Vucevic has grabbed 13 or more rebounds in nine of his past 15 games. While Magic coach Jacque Vaughn had been hopeful of Vucevic averaging in double figures, he couldn’t have foreseen this type of production, could he have?
“We all have dreams so, yes, I can envision it,’’ Vaughn said. “I’m glad those are coming to fruition. He’s been unbelievable for us, consistent for us …. He has a good feel for the game of basketball. He just has got natural instincts, so he’ll gravitate toward the ball.’’
Vucevic also has been improving his offense lately. Since his monster game against the Heat, which included 20 points, Vucevic has averaged 16.0 over six games to raise his average to 11.4.
There’s still plenty of work to do on the offensive end for the second-year man. But it hasn’t taken him long to become one of the NBA’s best rebounders.
Vucevic said it would be “cool’’ one day to win a rebounding title. With Minnesota’s Kevin Love and Cleveland’s Anderson Varajeo injured, Vucevic has a shot at doing it this season.
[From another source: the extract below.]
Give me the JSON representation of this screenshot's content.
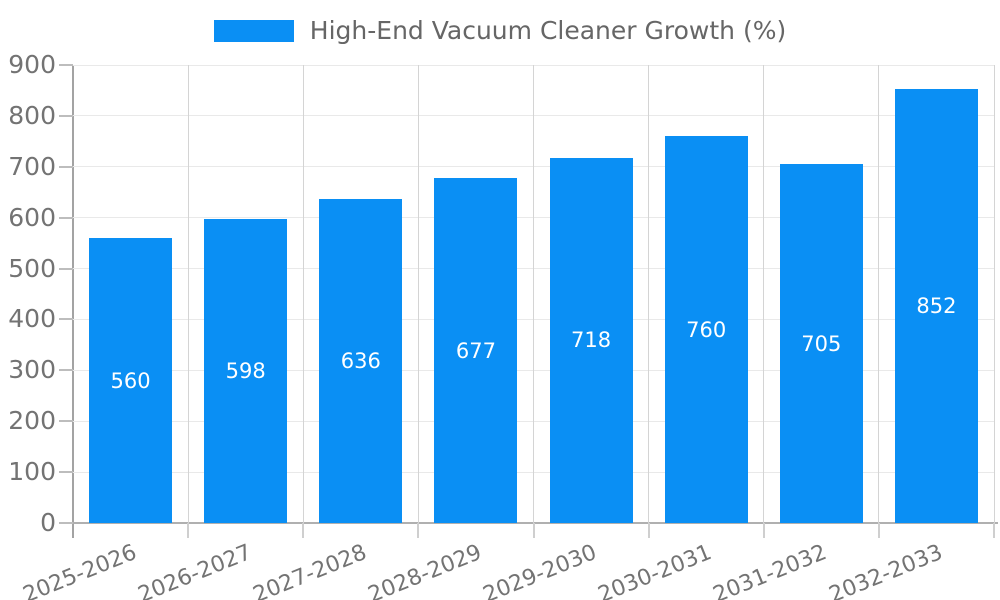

Through Saturday, Vucevic ranks fourth. He trails Howard (12.4), Memphis’ Zach Randolph (11.7) and Houston’s Omer Asik (11.1). But Vucevic quickly has been making up ground.
“He didn’t play a ton last year in Philly, so I didn’t know a whole lot about him when he got traded,’’ Magic guard J.J. Redick said of Vucevic, who averaged 5.5 points and 4.8 rebounds over 15.9 minutes last season. “I knew he was skilled, which he was. So in a way, yeah, I guess I’m surprised at how good of a rebounder he is. He’s been spectacular …. He’s gaining confidence with each game. He’s a good player now, but he’s going to be really good.’’
It’s doubtful Vucevic ever will be another Howard, who made six All-Star Games with the Magic, three times was Defensive Player of the Year and developed into a 20-point scorer. But if Vucevic can keep pulling down 14 rebounds a night, nobody’s going to complain about that, considering Howard’s Magic average was 13.0.